Esta é uma área que ainda se pode expandir, crescer?
Sem dúvida. Felizmente, as doenças congénitas pulmonares não são muito frequentes, mas a taxa de mortalidade associada é elevada. Num mundo que está a envelhecer, as áreas relacionadas com envelhecimento e doenças crónicas são extremamente importantes. O financiamento está muito direcionado para doenças metabólicas, cardiovasculares e neuro degenerativas. No entanto, não convém esquecer que o ocorre durante o período embrionário condiciona a saúde do futuro adulto. Por um lado, há problemas de saúde no adulto que estão relacionados com eventos que ocorrem durante o início do desenvolvimento. Por outro lado, os eventos que ocorrem durante o desenvolvimento estão muitas vezes desregulados no caso de doença e a sua compreensão ajuda a entender melhor os mecanismos de doença.

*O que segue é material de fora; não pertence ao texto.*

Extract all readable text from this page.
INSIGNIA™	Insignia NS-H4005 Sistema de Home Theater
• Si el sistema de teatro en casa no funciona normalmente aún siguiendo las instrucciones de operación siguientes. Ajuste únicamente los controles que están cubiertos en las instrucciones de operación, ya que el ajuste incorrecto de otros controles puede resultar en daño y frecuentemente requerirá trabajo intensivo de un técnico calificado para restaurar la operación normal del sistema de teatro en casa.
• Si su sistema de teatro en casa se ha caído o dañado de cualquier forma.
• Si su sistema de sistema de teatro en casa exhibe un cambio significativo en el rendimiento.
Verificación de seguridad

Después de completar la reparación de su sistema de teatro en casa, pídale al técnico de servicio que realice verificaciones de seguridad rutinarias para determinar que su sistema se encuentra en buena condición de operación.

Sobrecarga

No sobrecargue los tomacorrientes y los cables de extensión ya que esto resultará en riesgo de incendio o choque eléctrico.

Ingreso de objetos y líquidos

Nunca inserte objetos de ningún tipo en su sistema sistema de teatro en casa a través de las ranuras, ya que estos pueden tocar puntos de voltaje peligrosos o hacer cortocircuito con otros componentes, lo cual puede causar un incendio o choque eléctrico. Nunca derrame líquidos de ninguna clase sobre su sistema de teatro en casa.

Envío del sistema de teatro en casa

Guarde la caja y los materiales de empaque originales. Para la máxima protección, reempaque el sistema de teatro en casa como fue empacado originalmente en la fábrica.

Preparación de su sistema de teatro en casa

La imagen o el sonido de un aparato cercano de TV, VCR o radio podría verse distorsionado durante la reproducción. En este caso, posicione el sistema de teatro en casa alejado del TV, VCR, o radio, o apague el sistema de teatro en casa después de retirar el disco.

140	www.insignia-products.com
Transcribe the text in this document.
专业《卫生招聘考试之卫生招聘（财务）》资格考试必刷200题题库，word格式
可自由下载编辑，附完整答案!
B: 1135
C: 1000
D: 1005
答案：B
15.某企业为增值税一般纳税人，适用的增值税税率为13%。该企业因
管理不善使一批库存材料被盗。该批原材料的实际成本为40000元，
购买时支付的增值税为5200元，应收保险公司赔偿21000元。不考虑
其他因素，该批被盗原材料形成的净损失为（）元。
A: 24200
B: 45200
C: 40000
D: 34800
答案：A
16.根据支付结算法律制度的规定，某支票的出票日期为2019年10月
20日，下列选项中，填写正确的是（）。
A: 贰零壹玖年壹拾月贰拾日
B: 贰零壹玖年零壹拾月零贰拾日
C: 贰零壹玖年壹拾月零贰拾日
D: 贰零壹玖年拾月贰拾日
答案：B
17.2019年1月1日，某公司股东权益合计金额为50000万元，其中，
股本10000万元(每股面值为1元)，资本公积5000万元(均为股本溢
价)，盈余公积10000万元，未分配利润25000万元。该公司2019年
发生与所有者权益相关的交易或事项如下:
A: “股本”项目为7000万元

Daniela se não houver oportunidade de fazer o doutoramento, qual é o futuro?
Boa pergunta! Tentar arranjar trabalho e se não for nesta área será noutra. É desenrascar. Gostava que fosse ligado à área da Biologia. A prioridade, caso não consiga entrar no doutoramento, é tentar encontrar um emprego nesta área que aceitem alunos com o mestrado.